Free-writing is also fantastic. I’ll sit down at my laptop and start typing whatever comes to mind into a new document. I can get words down faster typing than writing by hand, and speed is an interesting variable to play with in a free-writing practice. Try the computer! Try a pencil! Try crayons. Go fast, go slow. White out the text. Make the text big. Set on music or write to a subject, theme or prompt—or choose a character, setting, or struggle, some aspect of a longer project you’re working on, and write from that. Take some time to doodle next to whatever you’re writing, or on a separate sheet of paper if you’re using a computer, and respond to the doodle, speak to it or from it.
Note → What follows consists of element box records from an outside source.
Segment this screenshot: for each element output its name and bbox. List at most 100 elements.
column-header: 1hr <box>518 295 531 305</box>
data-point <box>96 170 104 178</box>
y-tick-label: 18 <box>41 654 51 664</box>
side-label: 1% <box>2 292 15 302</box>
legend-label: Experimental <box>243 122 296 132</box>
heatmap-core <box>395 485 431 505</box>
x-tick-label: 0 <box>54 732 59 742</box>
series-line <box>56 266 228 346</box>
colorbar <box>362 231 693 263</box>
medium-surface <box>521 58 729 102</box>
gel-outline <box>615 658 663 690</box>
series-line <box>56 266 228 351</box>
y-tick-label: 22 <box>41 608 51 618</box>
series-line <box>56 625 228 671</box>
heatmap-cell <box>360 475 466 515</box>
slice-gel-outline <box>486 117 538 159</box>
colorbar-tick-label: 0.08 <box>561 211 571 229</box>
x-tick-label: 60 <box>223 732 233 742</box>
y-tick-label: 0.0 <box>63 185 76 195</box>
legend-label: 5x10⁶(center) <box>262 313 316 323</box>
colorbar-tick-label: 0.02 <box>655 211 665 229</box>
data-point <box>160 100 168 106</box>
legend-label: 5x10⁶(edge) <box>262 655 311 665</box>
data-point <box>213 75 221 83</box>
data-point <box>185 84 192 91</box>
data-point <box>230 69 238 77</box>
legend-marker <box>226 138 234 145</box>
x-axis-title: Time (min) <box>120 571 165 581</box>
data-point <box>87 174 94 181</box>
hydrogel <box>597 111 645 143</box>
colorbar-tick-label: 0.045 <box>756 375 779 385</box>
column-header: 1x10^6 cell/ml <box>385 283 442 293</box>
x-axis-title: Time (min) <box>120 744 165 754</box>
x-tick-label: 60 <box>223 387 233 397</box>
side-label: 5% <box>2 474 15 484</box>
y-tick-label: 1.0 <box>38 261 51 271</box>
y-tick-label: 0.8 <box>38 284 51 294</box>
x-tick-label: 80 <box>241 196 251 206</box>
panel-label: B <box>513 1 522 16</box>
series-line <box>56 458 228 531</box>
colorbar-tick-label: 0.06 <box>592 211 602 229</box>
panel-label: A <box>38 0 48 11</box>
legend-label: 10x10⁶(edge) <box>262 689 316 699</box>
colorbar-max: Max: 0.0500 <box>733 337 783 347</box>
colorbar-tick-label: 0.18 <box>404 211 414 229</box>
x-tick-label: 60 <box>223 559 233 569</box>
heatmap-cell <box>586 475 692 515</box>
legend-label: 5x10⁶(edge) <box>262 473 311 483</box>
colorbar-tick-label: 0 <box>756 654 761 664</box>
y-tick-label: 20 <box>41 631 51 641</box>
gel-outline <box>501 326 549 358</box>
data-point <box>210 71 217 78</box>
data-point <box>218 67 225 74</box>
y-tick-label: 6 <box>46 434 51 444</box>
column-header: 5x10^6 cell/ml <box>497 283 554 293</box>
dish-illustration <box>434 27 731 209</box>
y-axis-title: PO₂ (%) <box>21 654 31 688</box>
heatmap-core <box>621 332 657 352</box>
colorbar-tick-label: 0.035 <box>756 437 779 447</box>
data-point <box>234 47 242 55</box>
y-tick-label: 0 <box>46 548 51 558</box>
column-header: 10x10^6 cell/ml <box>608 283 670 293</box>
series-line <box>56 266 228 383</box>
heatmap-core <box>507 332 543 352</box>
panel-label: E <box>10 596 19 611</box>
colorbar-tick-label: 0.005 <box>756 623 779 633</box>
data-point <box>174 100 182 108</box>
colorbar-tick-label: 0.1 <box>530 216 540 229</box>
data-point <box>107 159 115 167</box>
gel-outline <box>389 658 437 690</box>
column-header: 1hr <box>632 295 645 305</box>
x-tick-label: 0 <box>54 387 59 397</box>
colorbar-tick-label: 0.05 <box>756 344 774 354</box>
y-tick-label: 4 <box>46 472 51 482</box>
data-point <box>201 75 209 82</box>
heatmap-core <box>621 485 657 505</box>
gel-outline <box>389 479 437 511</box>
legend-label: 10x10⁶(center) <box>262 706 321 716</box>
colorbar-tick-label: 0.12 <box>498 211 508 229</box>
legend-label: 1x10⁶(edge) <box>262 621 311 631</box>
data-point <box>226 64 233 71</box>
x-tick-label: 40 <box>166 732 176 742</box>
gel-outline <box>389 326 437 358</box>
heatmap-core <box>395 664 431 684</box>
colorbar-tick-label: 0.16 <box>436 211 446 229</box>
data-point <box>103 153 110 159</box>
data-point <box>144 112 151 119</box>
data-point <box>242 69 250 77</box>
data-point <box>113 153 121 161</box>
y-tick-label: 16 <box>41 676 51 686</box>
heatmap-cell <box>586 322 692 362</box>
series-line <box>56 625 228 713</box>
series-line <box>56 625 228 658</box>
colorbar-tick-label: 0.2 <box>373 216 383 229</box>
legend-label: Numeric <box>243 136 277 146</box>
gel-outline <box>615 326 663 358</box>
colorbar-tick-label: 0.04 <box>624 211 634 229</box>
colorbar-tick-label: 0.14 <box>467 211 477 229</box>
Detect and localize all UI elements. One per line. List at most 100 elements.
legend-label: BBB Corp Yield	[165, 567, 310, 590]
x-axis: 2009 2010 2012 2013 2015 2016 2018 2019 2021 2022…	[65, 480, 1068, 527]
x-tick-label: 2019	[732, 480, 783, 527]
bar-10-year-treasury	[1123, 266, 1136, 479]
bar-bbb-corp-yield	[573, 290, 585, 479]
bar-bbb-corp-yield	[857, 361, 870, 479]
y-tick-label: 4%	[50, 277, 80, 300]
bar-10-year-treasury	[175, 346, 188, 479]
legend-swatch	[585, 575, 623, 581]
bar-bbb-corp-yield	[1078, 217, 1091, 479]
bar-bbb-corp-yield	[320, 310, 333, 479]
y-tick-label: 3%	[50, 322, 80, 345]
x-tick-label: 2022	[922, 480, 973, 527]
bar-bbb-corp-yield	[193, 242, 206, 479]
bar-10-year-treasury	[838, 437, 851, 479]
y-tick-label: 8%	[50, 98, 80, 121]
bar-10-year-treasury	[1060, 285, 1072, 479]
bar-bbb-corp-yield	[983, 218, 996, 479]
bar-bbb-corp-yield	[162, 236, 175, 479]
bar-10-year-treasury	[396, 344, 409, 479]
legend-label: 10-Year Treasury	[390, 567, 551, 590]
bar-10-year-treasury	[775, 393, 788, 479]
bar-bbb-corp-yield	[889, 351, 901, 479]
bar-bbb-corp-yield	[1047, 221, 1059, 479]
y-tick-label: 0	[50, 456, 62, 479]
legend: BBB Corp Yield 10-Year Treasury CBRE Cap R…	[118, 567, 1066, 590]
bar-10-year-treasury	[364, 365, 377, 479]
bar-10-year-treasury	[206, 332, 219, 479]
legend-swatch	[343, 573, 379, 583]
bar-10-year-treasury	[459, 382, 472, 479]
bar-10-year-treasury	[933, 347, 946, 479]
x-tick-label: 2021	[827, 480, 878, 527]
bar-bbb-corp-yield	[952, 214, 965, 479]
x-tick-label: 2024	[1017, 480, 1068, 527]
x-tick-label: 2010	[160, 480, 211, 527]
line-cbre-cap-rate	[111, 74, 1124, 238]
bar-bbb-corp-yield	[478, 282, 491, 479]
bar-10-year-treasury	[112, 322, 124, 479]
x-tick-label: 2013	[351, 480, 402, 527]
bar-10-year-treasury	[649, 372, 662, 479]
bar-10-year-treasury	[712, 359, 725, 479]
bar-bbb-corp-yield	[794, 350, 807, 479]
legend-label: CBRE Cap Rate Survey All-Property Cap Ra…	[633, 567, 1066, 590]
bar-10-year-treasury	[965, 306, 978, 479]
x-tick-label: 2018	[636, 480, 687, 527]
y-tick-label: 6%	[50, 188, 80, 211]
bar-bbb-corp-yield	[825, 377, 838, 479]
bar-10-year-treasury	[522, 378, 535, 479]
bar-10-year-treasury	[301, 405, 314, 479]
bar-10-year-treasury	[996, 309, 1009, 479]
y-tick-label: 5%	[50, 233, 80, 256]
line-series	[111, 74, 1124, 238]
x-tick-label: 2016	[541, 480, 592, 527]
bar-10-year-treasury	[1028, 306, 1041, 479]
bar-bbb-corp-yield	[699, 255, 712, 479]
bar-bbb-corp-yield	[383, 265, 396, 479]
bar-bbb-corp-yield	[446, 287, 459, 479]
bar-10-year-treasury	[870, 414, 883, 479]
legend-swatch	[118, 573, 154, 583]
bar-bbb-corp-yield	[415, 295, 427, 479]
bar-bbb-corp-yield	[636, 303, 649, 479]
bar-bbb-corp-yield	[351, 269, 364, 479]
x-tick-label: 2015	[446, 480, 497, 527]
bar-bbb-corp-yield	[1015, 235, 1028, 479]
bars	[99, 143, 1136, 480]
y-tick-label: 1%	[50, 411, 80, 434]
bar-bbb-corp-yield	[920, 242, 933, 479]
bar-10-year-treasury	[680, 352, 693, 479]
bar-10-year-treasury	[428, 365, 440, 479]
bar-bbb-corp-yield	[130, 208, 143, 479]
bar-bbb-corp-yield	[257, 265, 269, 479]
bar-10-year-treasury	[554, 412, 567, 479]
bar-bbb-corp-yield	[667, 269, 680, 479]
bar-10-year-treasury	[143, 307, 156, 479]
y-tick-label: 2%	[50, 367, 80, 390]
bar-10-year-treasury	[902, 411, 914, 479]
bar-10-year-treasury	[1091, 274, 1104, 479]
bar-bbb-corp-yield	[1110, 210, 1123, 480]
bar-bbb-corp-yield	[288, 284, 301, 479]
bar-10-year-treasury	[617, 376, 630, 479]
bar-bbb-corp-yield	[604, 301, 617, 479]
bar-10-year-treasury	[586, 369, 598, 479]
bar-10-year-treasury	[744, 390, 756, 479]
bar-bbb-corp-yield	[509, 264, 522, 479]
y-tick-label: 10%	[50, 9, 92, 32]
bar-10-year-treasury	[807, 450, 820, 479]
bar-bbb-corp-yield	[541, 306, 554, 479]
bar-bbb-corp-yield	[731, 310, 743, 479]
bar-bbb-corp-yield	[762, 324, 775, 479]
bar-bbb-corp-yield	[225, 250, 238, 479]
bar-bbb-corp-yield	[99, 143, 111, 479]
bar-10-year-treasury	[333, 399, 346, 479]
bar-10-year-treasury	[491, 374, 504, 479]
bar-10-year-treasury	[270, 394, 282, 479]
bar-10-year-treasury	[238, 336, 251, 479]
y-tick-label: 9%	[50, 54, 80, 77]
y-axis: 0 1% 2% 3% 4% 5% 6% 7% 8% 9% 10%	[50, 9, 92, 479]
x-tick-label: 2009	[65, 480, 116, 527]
Get into the doodle’s head! Get as weird as you want! Get fun. Do whatever and then change it up. When I finish I like to save my free-writes and revisit them later on, pulling from the text I generated to shape and incorporate parts into a new project, either short or long, or maybe I'll find something inside the free-write that works on its own. It’s a party! (Except it’s 100% covid-safe! Everyone’s invited!)

I will also simply choose a short form and write into it, which can lead to surprising and insightful places, and there are so many ways to do it. Sometimes I sit and tell myself I will just practice the form. (Of course, in writing, you can’t just practice anything. Try writing flash without working on character or setting, or try writing a prose poem without also working on imagery and juxtapositions. And more specific techniques will creep in, too, if you’ve been practicing them.) Other times I’ll have an idea or image I want to explore or flesh out when I start the piece. Sometimes I’ll use a fragment pulled from a free-write as a prompt instead of incorporating it into the text as is. Sometimes I just follow the characters, images, and language, and see where we all end up.

Go write some flash fiction, prose poems, free-writes, scenes, or even just sentence fragments! For me, at least, it can be a great way to tap into thoughts I didn't realize were in me.